Cholestyramine and cholesterol. The absorption of hydrochlorothiazide is impaired in the presence of anion exchange resins. Cholestyramine slows down the absorption of thiazide diuretics.
Cytotoxic drugs (e.g. cyclophosphamide, methotrexate): Reduced renal excretion of cytotoxic drugs (e.g. cyclophosphamide, methotrexate) may lead to potentiation of their myelosuppressive effects.
Non-depolarizing muscle relaxants (e.g. tubocurarine). Thiazides potentiate the action of curare derivatives.
Cyclosporine: Concomitant use of cyclosporine may increase the risk of hyperuricemia and symptoms resembling gout flares.
Alcohol, anesthetics and sedatives. May increase the severity of orthostatic hypotension.
Methyldopa: Cases of hemolytic anemia have been reported with the concomitant use of hydrochlorothiazide and methyldopa.
Carbamazepine. The risk of hyponatremia may increase. Clinical monitoring of the patient’s condition and laboratory blood monitoring are necessary.
Iodine-containing contrast media: Dehydration caused by diuretics may increase the risk of acute renal failure, especially when high doses of contrast media are administered. Fluid balance should be restored before iodine administration.
Overdose
There are no data on cases of Diocor overdose.
The main manifestation of overdose may be marked hypotension, which, in turn, may lead to impaired consciousness, heart failure and/or shock.
Overdose of hydrochlorothiazide may cause the following signs and symptoms: nausea, drowsiness, hypovolemia, electrolyte disturbances associated with arrhythmia and muscle cramps.

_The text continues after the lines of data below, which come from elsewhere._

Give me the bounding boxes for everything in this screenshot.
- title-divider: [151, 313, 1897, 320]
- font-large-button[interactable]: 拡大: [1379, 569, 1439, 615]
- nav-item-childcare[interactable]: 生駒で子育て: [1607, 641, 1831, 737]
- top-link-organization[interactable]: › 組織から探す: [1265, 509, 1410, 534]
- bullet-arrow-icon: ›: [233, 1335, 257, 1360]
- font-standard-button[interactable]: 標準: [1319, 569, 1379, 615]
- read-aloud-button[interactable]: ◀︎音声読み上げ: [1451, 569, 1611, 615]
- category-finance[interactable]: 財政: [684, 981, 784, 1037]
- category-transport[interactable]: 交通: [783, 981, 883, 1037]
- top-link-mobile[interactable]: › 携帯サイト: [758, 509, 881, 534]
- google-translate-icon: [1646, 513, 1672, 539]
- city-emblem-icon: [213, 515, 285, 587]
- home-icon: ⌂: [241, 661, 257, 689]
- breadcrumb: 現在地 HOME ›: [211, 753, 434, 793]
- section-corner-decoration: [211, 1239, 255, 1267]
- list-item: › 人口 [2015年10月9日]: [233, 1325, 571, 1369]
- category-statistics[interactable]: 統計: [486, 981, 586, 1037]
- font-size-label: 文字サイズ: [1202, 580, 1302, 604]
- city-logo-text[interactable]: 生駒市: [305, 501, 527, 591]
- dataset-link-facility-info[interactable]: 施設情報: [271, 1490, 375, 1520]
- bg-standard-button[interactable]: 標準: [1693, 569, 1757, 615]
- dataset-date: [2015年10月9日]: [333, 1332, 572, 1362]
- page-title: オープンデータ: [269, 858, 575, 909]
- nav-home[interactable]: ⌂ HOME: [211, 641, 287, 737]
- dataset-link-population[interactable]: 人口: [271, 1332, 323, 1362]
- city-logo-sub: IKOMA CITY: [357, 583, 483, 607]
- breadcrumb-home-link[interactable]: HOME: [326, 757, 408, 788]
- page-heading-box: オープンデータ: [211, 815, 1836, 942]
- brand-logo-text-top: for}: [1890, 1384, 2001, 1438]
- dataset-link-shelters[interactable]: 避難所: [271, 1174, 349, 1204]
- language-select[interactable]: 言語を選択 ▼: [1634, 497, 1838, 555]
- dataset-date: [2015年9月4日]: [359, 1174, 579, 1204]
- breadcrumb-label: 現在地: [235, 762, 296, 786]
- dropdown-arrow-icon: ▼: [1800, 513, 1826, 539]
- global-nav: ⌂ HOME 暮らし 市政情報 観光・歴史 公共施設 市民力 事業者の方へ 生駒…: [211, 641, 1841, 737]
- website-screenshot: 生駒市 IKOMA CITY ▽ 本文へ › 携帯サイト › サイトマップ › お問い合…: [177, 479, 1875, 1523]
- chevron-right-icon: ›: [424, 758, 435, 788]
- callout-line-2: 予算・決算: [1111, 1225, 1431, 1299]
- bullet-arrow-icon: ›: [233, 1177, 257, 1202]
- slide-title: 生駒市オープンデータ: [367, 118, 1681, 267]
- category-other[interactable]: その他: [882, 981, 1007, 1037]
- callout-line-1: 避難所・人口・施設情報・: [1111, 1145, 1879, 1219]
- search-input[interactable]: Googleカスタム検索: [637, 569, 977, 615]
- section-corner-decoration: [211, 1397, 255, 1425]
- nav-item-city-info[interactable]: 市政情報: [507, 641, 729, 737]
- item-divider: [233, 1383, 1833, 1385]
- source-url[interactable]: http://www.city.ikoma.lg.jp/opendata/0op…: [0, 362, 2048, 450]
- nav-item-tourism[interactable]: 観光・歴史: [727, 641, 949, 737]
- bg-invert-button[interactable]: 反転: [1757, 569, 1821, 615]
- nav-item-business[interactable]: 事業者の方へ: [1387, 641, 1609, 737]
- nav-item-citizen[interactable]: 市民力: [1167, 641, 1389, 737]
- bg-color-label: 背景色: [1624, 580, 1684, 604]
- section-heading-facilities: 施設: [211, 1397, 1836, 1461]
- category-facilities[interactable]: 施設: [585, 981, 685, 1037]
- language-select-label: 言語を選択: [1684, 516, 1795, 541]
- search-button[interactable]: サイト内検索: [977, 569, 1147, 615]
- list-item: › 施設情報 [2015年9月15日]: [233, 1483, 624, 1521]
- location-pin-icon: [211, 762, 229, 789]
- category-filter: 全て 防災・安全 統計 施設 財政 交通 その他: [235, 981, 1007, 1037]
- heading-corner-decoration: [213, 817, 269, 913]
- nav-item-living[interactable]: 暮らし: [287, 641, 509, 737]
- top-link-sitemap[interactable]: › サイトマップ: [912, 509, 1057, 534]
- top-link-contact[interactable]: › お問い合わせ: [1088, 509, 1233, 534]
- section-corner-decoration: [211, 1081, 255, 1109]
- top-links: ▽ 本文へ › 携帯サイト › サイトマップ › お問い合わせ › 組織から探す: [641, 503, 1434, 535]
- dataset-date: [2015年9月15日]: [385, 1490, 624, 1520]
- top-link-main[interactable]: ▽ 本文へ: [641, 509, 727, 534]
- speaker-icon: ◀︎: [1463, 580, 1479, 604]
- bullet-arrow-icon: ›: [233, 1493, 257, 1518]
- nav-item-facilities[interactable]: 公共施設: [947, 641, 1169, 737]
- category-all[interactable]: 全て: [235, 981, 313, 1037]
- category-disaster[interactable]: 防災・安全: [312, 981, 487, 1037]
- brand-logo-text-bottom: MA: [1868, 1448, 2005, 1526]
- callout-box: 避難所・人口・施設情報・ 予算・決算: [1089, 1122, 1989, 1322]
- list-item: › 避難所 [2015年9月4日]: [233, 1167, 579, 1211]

Characteristic signs of overdose are also tachycardia, weakness, confusion, dizziness, paresthesia, exhaustion, vomiting, thirst, polyuria, oliguria, anuria, alkalosis, increased blood urea nitrogen (mainly renal failure).
If the drug has been taken recently, vomiting should be induced or gastric lavage should be performed. The primary task is to stabilize the circulatory system. If hypotension occurs, the patient should be placed in the supine position and the body’s salt and fluid levels should be replenished as quickly as possible. Valsartan cannot be removed by hemodialysis due to its high plasma protein binding, although hemodialysis is effective in removing hydrochlorothiazide.
Storage conditions
Keep out of the reach of children in the original packaging at a temperature not exceeding 25 °C.